Now, it's time to import the test sets.

In [129]:
X_test = pd.read_csv('datasets/observations3.csv')
y_test = pd.read_csv('datasets/labels3.csv')
X_test.drop('id',axis=1,inplace=True)
y_test.drop('Unnamed: 0',axis=1,inplace=True);

In [130]:
y_predicted = predictStack([logreg1, rf1, xgb1], stack1, X_test)

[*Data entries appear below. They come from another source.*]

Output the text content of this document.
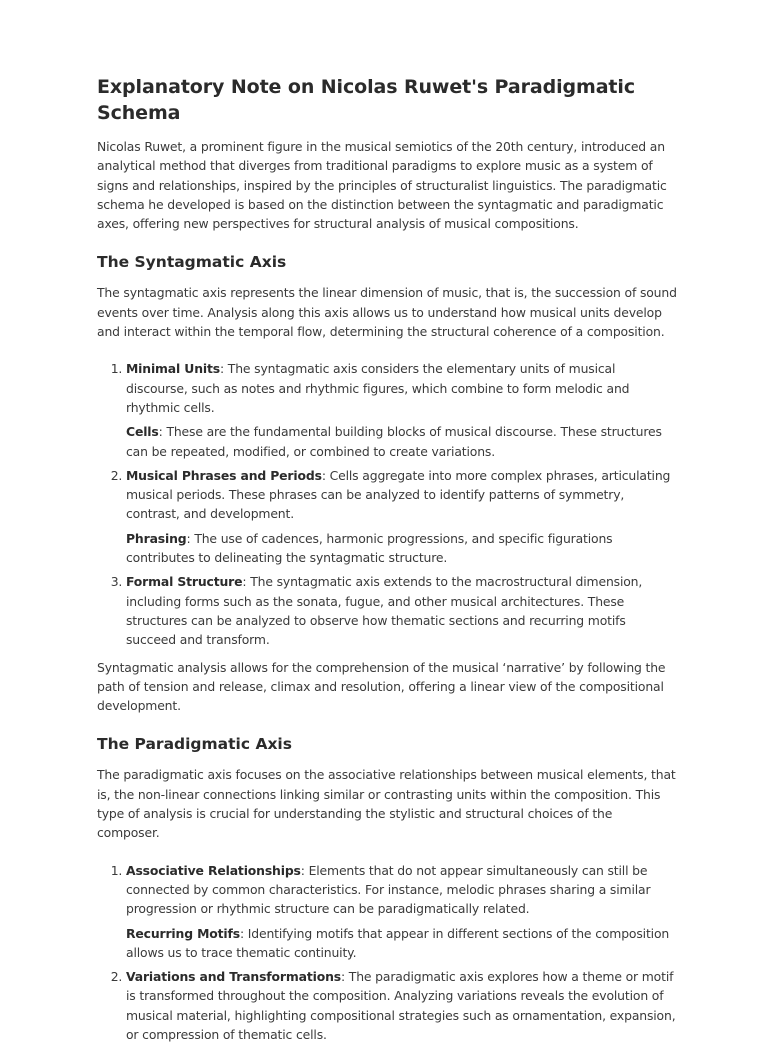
Explanatory Note on Nicolas Ruwet's Paradigmatic Schema

Nicolas Ruwet, a prominent figure in the musical semiotics of the 20th century, introduced an analytical method that diverges from traditional paradigms to explore music as a system of signs and relationships, inspired by the principles of structuralist linguistics. The paradigmatic schema he developed is based on the distinction between the syntagmatic and paradigmatic axes, offering new perspectives for structural analysis of musical compositions.

The Syntagmatic Axis

The syntagmatic axis represents the linear dimension of music, that is, the succession of sound events over time. Analysis along this axis allows us to understand how musical units develop and interact within the temporal flow, determining the structural coherence of a composition.

1. Minimal Units: The syntagmatic axis considers the elementary units of musical discourse, such as notes and rhythmic figures, which combine to form melodic and rhythmic cells.

Cells: These are the fundamental building blocks of musical discourse. These structures can be repeated, modified, or combined to create variations.

2. Musical Phrases and Periods: Cells aggregate into more complex phrases, articulating musical periods. These phrases can be analyzed to identify patterns of symmetry, contrast, and development.

Phrasing: The use of cadences, harmonic progressions, and specific figurations contributes to delineating the syntagmatic structure.

3. Formal Structure: The syntagmatic axis extends to the macrostructural dimension, including forms such as the sonata, fugue, and other musical architectures. These structures can be analyzed to observe how thematic sections and recurring motifs succeed and transform.

Syntagmatic analysis allows for the comprehension of the musical ‘narrative’ by following the path of tension and release, climax and resolution, offering a linear view of the compositional development.

The Paradigmatic Axis

The paradigmatic axis focuses on the associative relationships between musical elements, that is, the non-linear connections linking similar or contrasting units within the composition. This type of analysis is crucial for understanding the stylistic and structural choices of the composer.

1. Associative Relationships: Elements that do not appear simultaneously can still be connected by common characteristics. For instance, melodic phrases sharing a similar progression or rhythmic structure can be paradigmatically related.

Recurring Motifs: Identifying motifs that appear in different sections of the composition allows us to trace thematic continuity.

2. Variations and Transformations: The paradigmatic axis explores how a theme or motif is transformed throughout the composition. Analyzing variations reveals the evolution of musical material, highlighting compositional strategies such as ornamentation, expansion, or compression of thematic cells.
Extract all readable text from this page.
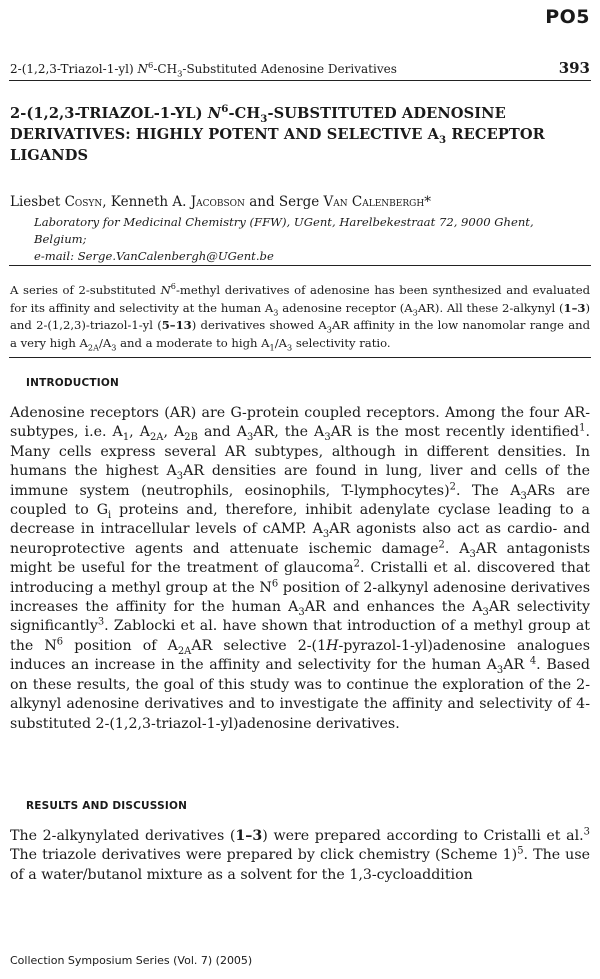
PO5
2-(1,2,3-Triazol-1-yl) $N^6-CH_3$-Substituted Adenosine Derivatives	393
2-(1,2,3-TRIAZOL-1-YL) $N^6-CH_3$-SUBSTITUTED ADENOSINE DERIVATIVES: HIGHLY POTENT AND SELECTIVE $A_3$ RECEPTOR LIGANDS
Liesbet Cosyn, Kenneth A. Jacobson and Serge Van Calenbergh*
Laboratory for Medicinal Chemistry (FFW), UGent, Harelbekestraat 72, 9000 Ghent, Belgium;
e-mail: Serge.VanCalenbergh@UGent.be
A series of 2-substituted $N^6$-methyl derivatives of adenosine has been synthesized and evaluated for its affinity and selectivity at the human $A_3$ adenosine receptor $(A_3AR)$. All these 2-alkynyl (1–3) and 2-(1,2,3)-triazol-1-yl (5–13) derivatives showed $A_3AR$ affinity in the low nanomolar range and a very high $A_{2A}/A_3$ and a moderate to high $A_1/A_3$ selectivity ratio.
INTRODUCTION
Adenosine receptors (AR) are G-protein coupled receptors. Among the four AR-subtypes, i.e. $A_1$, $A_{2A}$, $A_{2B}$ and $A_3AR$, the $A_3AR$ is the most recently identified$^1$. Many cells express several AR subtypes, although in different densities. In humans the highest $A_3AR$ densities are found in lung, liver and cells of the immune system (neutrophils, eosinophils, T-lymphocytes)$^2$. The $A_3ARs$ are coupled to $G_i$ proteins and, therefore, inhibit adenylate cyclase leading to a decrease in intracellular levels of cAMP. $A_3AR$ agonists also act as cardio- and neuroprotective agents and attenuate ischemic damage$^2$. $A_3AR$ antagonists might be useful for the treatment of glaucoma$^2$. Cristalli et al. discovered that introducing a methyl group at the $N^6$ position of 2-alkynyl adenosine derivatives increases the affinity for the human $A_3AR$ and enhances the $A_3AR$ selectivity significantly$^3$. Zablocki et al. have shown that introduction of a methyl group at the $N^6$ position of $A_{2A}AR$ selective 2-(1H-pyrazol-1-yl)adenosine analogues induces an increase in the affinity and selectivity for the human $A_3AR$ $^4$. Based on these results, the goal of this study was to continue the exploration of the 2-alkynyl adenosine derivatives and to investigate the affinity and selectivity of 4-substituted 2-(1,2,3-triazol-1-yl)adenosine derivatives.
RESULTS AND DISCUSSION
The 2-alkynylated derivatives (1–3) were prepared according to Cristalli et al.$^3$ The triazole derivatives were prepared by click chemistry (Scheme 1)$^5$. The use of a water/butanol mixture as a solvent for the 1,3-cycloaddition
Collection Symposium Series (Vol. 7) (2005)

Il y a 3 modèles, le format des observations est : (56327, 106) et celui des observations empilées est : (56327, 3)
Les cinq premières lignes ressemblent à ceci : [[1 1 1]
 [1 1 1]
 [1 1 1]
 [1 1 1]
 [1 1 1]]


In [131]:
from sklearn.metrics import precision_recall_fscore_support

In [135]:
# Displaying the results
stack1_test_precision, stack1_test_recall, stack1_test_f1score, stack1_test_support = precision_recall_fscore_support(y_test, y_predicted, average='weighted')
stack1_results = {'Precision':[stack1_test_precision], 'Recall':[stack1_test_recall], 'F1_score': [stack1_test_f1score]}
stack1_results = pd.DataFrame(stack1_results)
stack1_results

Unnamed: 0,Precision,Recall,F1_score
0,0.747522,0.736698,0.731683


We should renew the experiment with models trained on different datasets.